Aynen o büyük zatlar gibi hatta biraz daha farklı bir tarzda evrad ve zikir derinliğine sahip olan Bediüzzaman Hazretleri zikir anında akıl, kalp, ruh ve hayal dünyasındaki cereyan eden hadisat hakkında şunları söyler:

“Evet, ben, Hülasatü l-Hülasa’yı okuduğum zaman, koca kâinat, nazarımda bir halka-i zikir oluyor. Fakat her nevin lisanı çok geniş olmasından, fikir yoluyla sıfat ve esma-i İlahiyeyi ilmelyakin ile iz’an etmek için akıl çok çabalıyor, sonra tam görür. Hakikat-ı insaniyeye baktığı vakit, o cami mikyasta, o küçük haritacıkta, o doğru numunecikte, o hassas mizancıkta, o enaniyet hassasiyetinde öyle kat’i ve şuhudi ve iz’ani bir vicdan, bir itminan, bir imân ile o sıfat ve esmayı tasdik eder. Hem çok kolay, hem hazır yanındaki aynasında hiç uzun bir seyahat-ı fikriyeye muhtaç olmadan iman-ı tahkikiyi kazanır.

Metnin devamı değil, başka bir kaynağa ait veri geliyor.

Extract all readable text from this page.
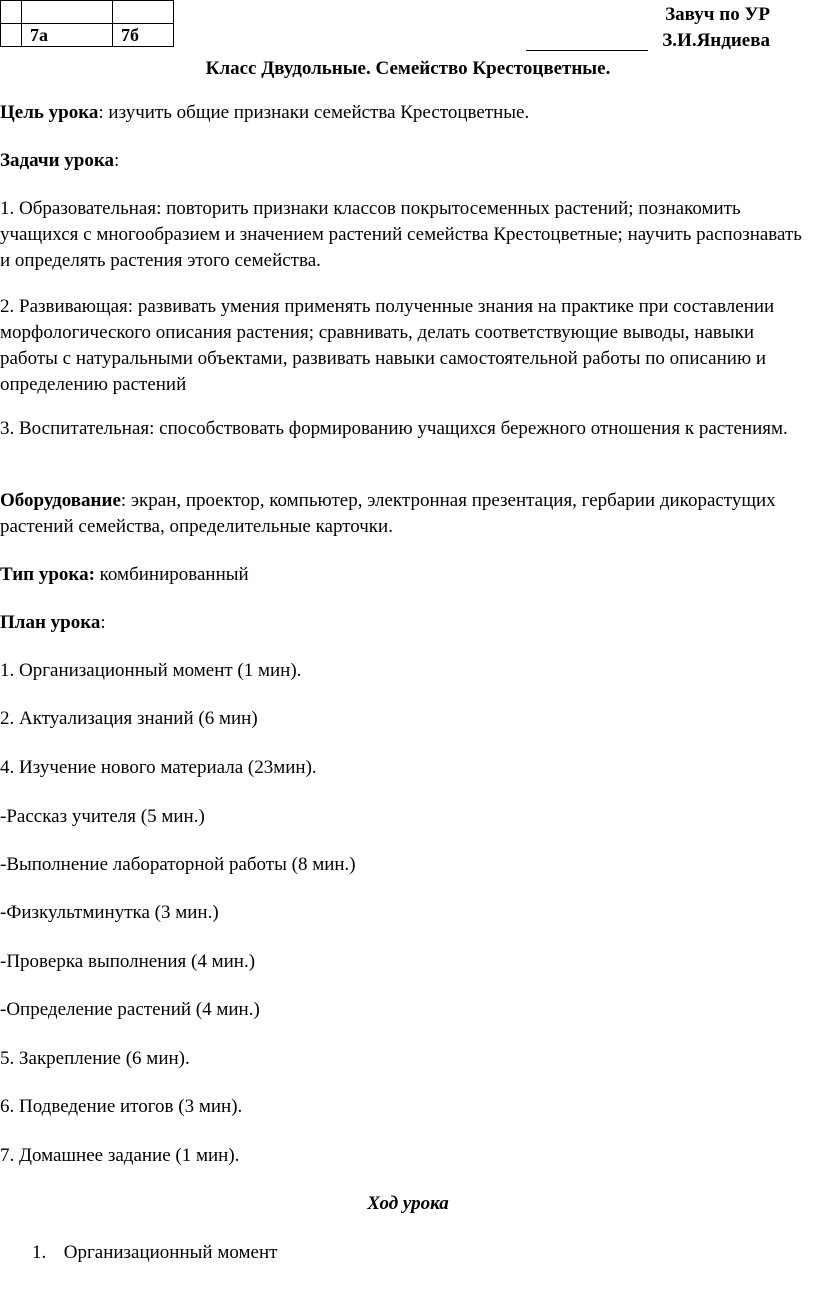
	7а	7б
Завуч по УР
З.И.Яндиева
Класс Двудольные. Семейство Крестоцветные.
Цель урока: изучить общие признаки семейства Крестоцветные.
Задачи урока:
1. Образовательная: повторить признаки классов покрытосеменных растений; познакомить учащихся с многообразием и значением растений семейства Крестоцветные; научить распознавать и определять растения этого семейства.
2. Развивающая: развивать умения применять полученные знания на практике при составлении морфологического описания растения; сравнивать, делать соответствующие выводы, навыки работы с натуральными объектами, развивать навыки самостоятельной работы по описанию и определению растений
3. Воспитательная: способствовать формированию учащихся бережного отношения к растениям.
Оборудование: экран, проектор, компьютер, электронная презентация, гербарии дикорастущих растений семейства, определительные карточки.
Тип урока: комбинированный
План урока:
1. Организационный момент (1 мин).
2. Актуализация знаний (6 мин)
4. Изучение нового материала (23мин).
-Рассказ учителя (5 мин.)
-Выполнение лабораторной работы (8 мин.)
-Физкультминутка (3 мин.)
-Проверка выполнения (4 мин.)
-Определение растений (4 мин.)
5. Закрепление (6 мин).
6. Подведение итогов (3 мин).
7. Домашнее задание (1 мин).
Ход урока
1. Организационный момент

Evet, nasıl ki ehl-i tarikat, seyr-i enfüsi ve afakî ile marifet-i İlahiyede iki yol ile gitmişler ve en kısa ve kolayı ve kuvvetli ve itminanlı yolunu enfüside, yani kalbinde zikr-i hafiyy-i kalble bulmuşlar. Aynen öyle de, yüksek ehl-i hakikat dahi, marifet ve tasavvur değil, belki ondan çok âli ve kıymetli olan imân ve tasdikte, iki cadde ile hareket etmişler.

Biri   : Kitab-ı kâinatı mütalaa ile Ayetü’l-Kübrâ ve Hizbün-Nuriye ve Hülasatü’l-Hülasa gibi afaka bakmaktır.

Diğeri : En kuvvetli ve hakkalyakin derecesinde vicdani ve hissi, bir derece şuhudi olan hakikat-i insaniye haritasını ve enaniyet-i beşeriye fihristesini ve mahiyet-i nefsiyesini mütalaa ile imanın şüphesiz ve vesvesesiz mertebesine çıkmaktır ki, sırr-ı akrebiyete ve veraset-i Nübüvvete bakar. Ve enfüsi tefekkür-ü imani hakikatinin bir parçası, Otuzuncu Sözün ve “ene” ve “enaniyet”te ve Otuz Üçüncü Mektubun Hayat Penceresinde ve İnsan Penceresinde ve bazı parçaları da sair ecza-yı Nuriyede bir derece beyan edilmiş.” (9)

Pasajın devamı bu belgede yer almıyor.